Monday, 6 May 2019

gcc cross-compiler for 16-bit x86 processors

This may be of interest to embedded developers for the ancient 16-bit Intel x86 processors.

A port of a gcc cross-compiler for the ia16 architecture has existed for some years but there is now a developer (TK Chia) maintaining this port and trying to add support for more features, like far pointers. The source is in github but there is also an Ubuntu PPA for bionic and xenial for both i386 and amd64 architecture hosts.

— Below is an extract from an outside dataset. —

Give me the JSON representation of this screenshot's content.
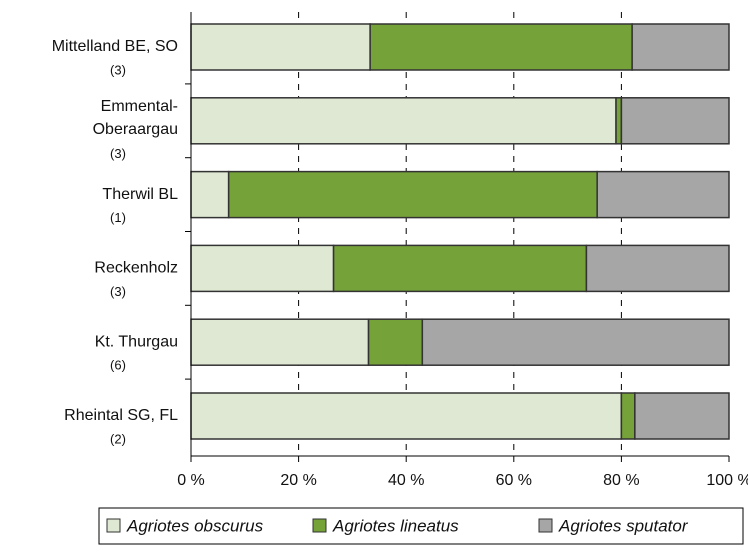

I don't have Ubuntu but I do have a VM instance of AntiX 17 (32-bit) so being a lazy person I decided to see if I could just install the deb packages directly on Debian. I found that the bionic packages were too new for AntiX but the xenial packages worked. I found that these were the minimum packages I needed to not have any unsatisfied dependencies:

binutils-ia16-elf
gcc-ia16-elf
libi86-ia16-elf
libnewlib-ia16-elf


I compiled the standard hello.c program.

$ cat hello.c
#include <stdio.h>
#include <stdlib.h>

int main(int argc, char **argv)
{
       printf("Hello world\n");
       exit(0);
}

$ ia16-elf-gcc -S hello.c

and got:

$ cat hello.s
        .arch i8086,jumps
       .code16
       .att_syntax prefix
#NO_APP
       .section        .rodata
.LC0:
       .string "Hello world"
       .text
       .global main
       .type   main, @function
main:
       pushw   %bp
       movw    %sp,    %bp
       movw    $.LC0,  %ax
       pushw   %ax
       pushw   %ss
       popw    %ds
       call    puts
       addw    $2,     %sp
       movw    $0,     %ax
       pushw   %ax
       pushw   %ss
       popw    %ds
       call    exit
       .size   main, .-main
       .ident  "GCC: (GNU) 6.3.0"


Compiling to a binary with:

$ ia86-elf-gcc -o hello hello.c

worked, but the binary isn't executable on Linux. It is:

$ file hello
hello: COM executable for DOS

I didn't explore any further as I don't have a current need for this compiler so I don't know what the library routine did for putchar.

You'd have to tweak the linker and libraries to generate code for an embedded target. But this looks promising.

3 comments:

  1. You are trying to execute this newly generated 16 bit executable on 32 or 64 bit OS? It should work on 16 bit OS such as ELKS Linux.

    ReplyDelete
  2. I know about ELKS, I followed it decades ago. But I'm more interested in building embedded binaries than running it on an OS.

    ReplyDelete
  3. I want to be able to turn on an IBM 5150 with no disk drives, load a binary from a tape, and have it run (with no DOS, just LOAD using the ROM BASIC and go, just like the PET, TRS80, Apple2). Is there a Windows build of this ia16 compiler?